Leïla Frouillou, sociologue et maîtresse de conférences à l’université Paris-Nanterre, a étudié les phénomènes de ségrégations géographiques et scolaires dans le cadre de sa thèse. Elle considère qu’instaurer des quotas de boursiers a été le seul moyen pour le ministère de désamorcer la critique qui lui est faite d’accroître, ou du moins de ne pas endiguer, les inégalités sociales et territoriales. « Ces taux de boursiers ont été négociés avec chaque recteur, ce n’est pas uniforme d’une université et d’une filière à l’autre, donc, forcément, cela va créer des segmentations sociales. Accepter des élèves boursiers ne va pas remettre en cause les classements effectués en amont pour classer les dossiers. Les formations vont aspirer les meilleurs éléments, les exceptions du système. Il va y avoir avec ce procédé une sursélection, qui va de pair avec la hiérarchisation entre les filières. »

Sophie Vénétitay déplore que l’opacité sur la fixation des quotas de boursiers demeure. La professeure a réclamé ces données au rectorat de Versailles, sans succès. «  Cela renforce notre incompréhension  », dit-elle. Contactées par Mediapart, ni l’académie de Versailles ni l’académie de Paris ne nous ont répondu sur ce point précis.

Dans un spectre plus large, Leïla Frouillou craint que désormais, « avec tous ces critères, on [n’homogénéise] le recrutement des filières, qui visent un certain public, sans compter que ces critères favorisent les processus d’autocensure. La hiérarchisation scolaire des formations va s’accentuer et, de fait, le cadre national du diplôme ne sera plus garanti ».

Sans compter que les nouvelles modalités d’accès au supérieur, qui prévoient par exemple de fournir une lettre de motivation et un C.V. pour chaque filière demandée, peuvent pénaliser les élèves les moins favorisés, qui ne fréquentent pas les établissements les plus cotés. Le poids du milieu d’origine a de fortes implications dans la réussite scolaire, comme le démontrent à longueur d’études les sciences de l’éducation. Au vu des cafouillages de Parcoursup, les jeunes risquent de se brider lors de la formulation de leurs vœux d’affectation dans les prochaines années, avertissent des sociologues. Les filles issues des quartiers populaires seront de plus victimes de la double peine.

À terme, les inégalités filles-garçons seront elles aussi accrues, selon Marie-Paule Couto. Elle a développé cet argumentaire dans un article publié sur le site La Vie des idées, coécrit avec sa consœur Fanny Bugeja-Bloch. Les jeunes femmes seront exclues de l’enseignement supérieur, alors qu’elles composent la majorité des élèves de l’université. Mais elles ont tendance, et pléthore d’études le prouvent, à se censurer dans leurs choix.

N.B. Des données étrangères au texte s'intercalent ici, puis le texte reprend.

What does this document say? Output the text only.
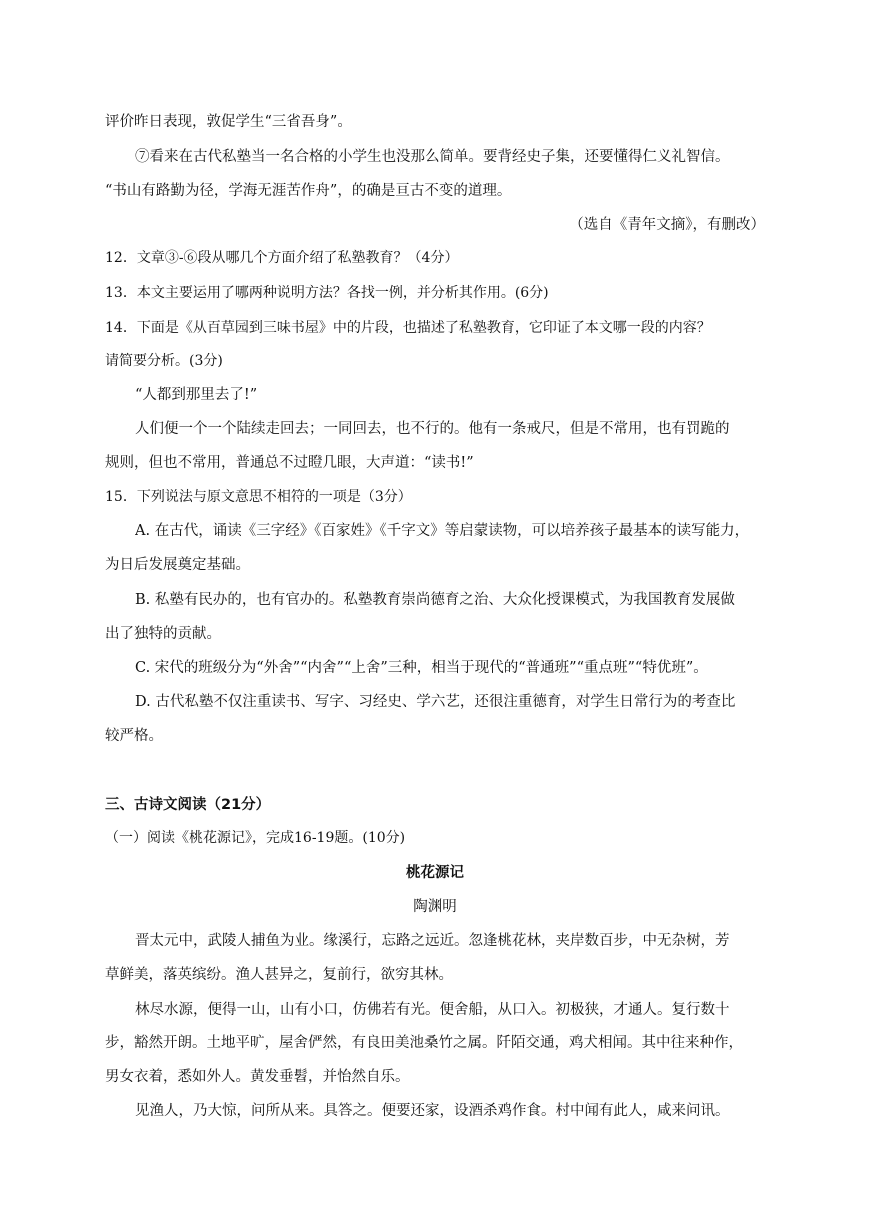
评价昨日表现，敦促学生“三省吾身”。
⑦看来在古代私塾当一名合格的小学生也没那么简单。要背经史子集，还要懂得仁义礼智信。
“书山有路勤为径，学海无涯苦作舟”，的确是亘古不变的道理。
（选自《青年文摘》，有删改）
12．文章③-⑥段从哪几个方面介绍了私塾教育？（4分）
13．本文主要运用了哪两种说明方法？各找一例，并分析其作用。(6分)
14．下面是《从百草园到三味书屋》中的片段，也描述了私塾教育，它印证了本文哪一段的内容？
请简要分析。(3分)
“人都到那里去了!”
人们便一个一个陆续走回去；一同回去，也不行的。他有一条戒尺，但是不常用，也有罚跪的
规则，但也不常用，普通总不过瞪几眼，大声道：“读书!”
15．下列说法与原文意思不相符的一项是（3分）
A. 在古代，诵读《三字经》《百家姓》《千字文》等启蒙读物，可以培养孩子最基本的读写能力，
为日后发展奠定基础。
B. 私塾有民办的，也有官办的。私塾教育崇尚德育之治、大众化授课模式，为我国教育发展做
出了独特的贡献。
C. 宋代的班级分为“外舍”“内舍”“上舍”三种，相当于现代的“普通班”“重点班”“特优班”。
D. 古代私塾不仅注重读书、写字、习经史、学六艺，还很注重德育，对学生日常行为的考查比
较严格。
三、古诗文阅读（21分）
（一）阅读《桃花源记》，完成16-19题。(10分)
桃花源记
陶渊明
晋太元中，武陵人捕鱼为业。缘溪行，忘路之远近。忽逢桃花林，夹岸数百步，中无杂树，芳
草鲜美，落英缤纷。渔人甚异之，复前行，欲穷其林。
林尽水源，便得一山，山有小口，仿佛若有光。便舍船，从口入。初极狭，才通人。复行数十
步，豁然开朗。土地平旷，屋舍俨然，有良田美池桑竹之属。阡陌交通，鸡犬相闻。其中往来种作，
男女衣着，悉如外人。黄发垂髫，并怡然自乐。
见渔人，乃大惊，问所从来。具答之。便要还家，设酒杀鸡作食。村中闻有此人，咸来问讯。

Pour la simple raison que lorsqu’il y a des processus en amont d’une procédure, les mécanismes d’autosélection s’accroissent et les femmes se les appliquent beaucoup plus. « Les filles ont de meilleurs résultats scolaires que les garçons, rappelle Marie-Paule Couto, et elles aspirent plus que leurs homologues masculins à intégrer l’université. Mécaniquement, cette réforme les concerne en premier lieu, d’autant plus que dans les quartiers populaires les inégalités sociales se jouent plus tôt. Les garçons sont très vite orientés plutôt vers les filières courtes. »

Ces risques induits par une sélection accrue à l’entrée de l’université ont été mis en évidence dès l’annonce de ce nouveau dispositif par des enseignants et les syndicats, lesquels n’ont jamais été écoutés par le gouvernement. Ce dernier n’a même jamais prononcé le terme ou sinon pour se défendre d’en instaurer une. Peu importe, le résultat est aujourd’hui évident.